Los demagogos atenienses financiaron el Siglo de Oro, los rapaces príncipes italianos pagaron el Renacimiento, los absolutistas franceses abonaron el terreno de la Ilustración. Una oligarquía pichirre confunde con mecenazgo el secuestro de los recursos dispuestos por el Estado para los creadores, el hurto de obras maestras de museos y plazas, la rebatiña con los honorarios de los artistas.
La aristocracia crea. Reverón pinta, Villanueva diseña, Oscar D’ León compone. Una oligarquía los hambrea, les roba las obras, los expolia, los veta.
La aristocracia es fecunda. Las grandes épocas creativas acompañan su nacimiento y desenvolvimiento:
susfrutos son el genio, la clarividencia, la obra maestra.
Los géneros de la oligarquía son el infundio, el amarillismo, el plagio.
La aristocracia comparte sacrificios.
Alejandro Magno derrama el agua que le llevan en un casco hasta el desierto: sus macedonios deciden morir por el caudillo que no prueba la gota que no pueden beber sus soldados. La familia real inglesa se somete al parco racionamiento d ela Segunda Guerra Mundial. Una oligarquía faramallera cierra los automercados mientras cena en restaurantes de lujo, convoca a recibir el Año Nuevo a la intemperie mientras vuela hacia Aruba.
La aristocracia representa las fuerzas del progreso de su época.
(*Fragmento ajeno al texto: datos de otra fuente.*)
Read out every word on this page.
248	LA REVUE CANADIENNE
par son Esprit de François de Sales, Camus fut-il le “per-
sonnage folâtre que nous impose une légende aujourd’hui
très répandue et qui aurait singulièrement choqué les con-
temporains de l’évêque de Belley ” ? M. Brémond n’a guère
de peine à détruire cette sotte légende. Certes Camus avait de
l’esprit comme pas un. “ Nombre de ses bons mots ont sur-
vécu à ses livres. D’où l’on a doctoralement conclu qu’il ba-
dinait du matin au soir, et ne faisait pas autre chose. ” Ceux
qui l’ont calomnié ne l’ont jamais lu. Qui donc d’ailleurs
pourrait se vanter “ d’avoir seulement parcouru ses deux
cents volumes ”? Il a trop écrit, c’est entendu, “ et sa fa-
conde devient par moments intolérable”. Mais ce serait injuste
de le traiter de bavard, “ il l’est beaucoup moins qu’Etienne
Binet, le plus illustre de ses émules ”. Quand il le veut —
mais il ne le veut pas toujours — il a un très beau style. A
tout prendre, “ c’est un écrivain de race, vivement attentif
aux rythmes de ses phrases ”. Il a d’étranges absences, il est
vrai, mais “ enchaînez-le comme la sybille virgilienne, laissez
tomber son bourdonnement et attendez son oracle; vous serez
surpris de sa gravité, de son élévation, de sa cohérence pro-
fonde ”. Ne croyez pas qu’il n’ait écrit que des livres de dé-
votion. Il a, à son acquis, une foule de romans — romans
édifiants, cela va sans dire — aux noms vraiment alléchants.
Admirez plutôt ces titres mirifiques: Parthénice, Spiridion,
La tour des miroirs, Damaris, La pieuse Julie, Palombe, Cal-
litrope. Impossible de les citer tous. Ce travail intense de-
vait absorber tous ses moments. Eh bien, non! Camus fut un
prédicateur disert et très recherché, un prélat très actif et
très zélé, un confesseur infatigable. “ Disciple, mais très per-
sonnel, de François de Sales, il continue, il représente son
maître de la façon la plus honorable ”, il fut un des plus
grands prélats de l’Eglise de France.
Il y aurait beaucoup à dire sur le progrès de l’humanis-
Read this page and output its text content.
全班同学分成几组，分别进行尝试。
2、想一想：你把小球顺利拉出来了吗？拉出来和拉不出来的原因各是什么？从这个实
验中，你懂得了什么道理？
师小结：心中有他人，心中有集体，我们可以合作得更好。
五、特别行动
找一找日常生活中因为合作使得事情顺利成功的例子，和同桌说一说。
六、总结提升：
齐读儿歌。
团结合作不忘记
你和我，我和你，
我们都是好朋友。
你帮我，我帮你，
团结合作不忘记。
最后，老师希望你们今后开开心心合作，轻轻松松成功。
El emperador Meiji moderniza al Japón en un mandato.
Los soviéticos impulsan a Rusia del arado de palo al primer Sputnik en cuatro décadas.
Una oligarquía conuquera retrotrae a Venezuela de la modernidad al feudalismo y al paludismo en tres endeudamientos.
La aristocracia sublima la violencia de la barbarie en fuerza constructiva mediante los modales. La oligarquía japonesa sojuzgó el Asia con una etiqueta que castiga la grosería con el harakiri. Ni la urbanidad de Carreño basta para que una oligarquía ordinaria adivine la diferencia entre los modales suficientes para una gallera en Machiques y los requeridos para un funeral, una clínica, una recepción diplomática.
La aristocracia tiene instinto de conservación: surge destruyendo una oligarquía que decae, y degenera en oligarquía cuando consciente en entregarse a otra aristocracia emergente.
Hubo aristocracia en España hasta que se sometió a los Borbones y luego a los napoleónicos. Quizá la hubo en Venezuela hasta que se regaló a franceses, ingleses y estadounidenses como criada oronda porque la pellizca el amo. La aristocracia agoniza con gracia en las decadencias. El Ancient Règimese despide con Sade; la Belle Epoque con Proust. Lo único que sobrevive a la oligarquía es su mal gusto: el único legado que dejará para Venezuela.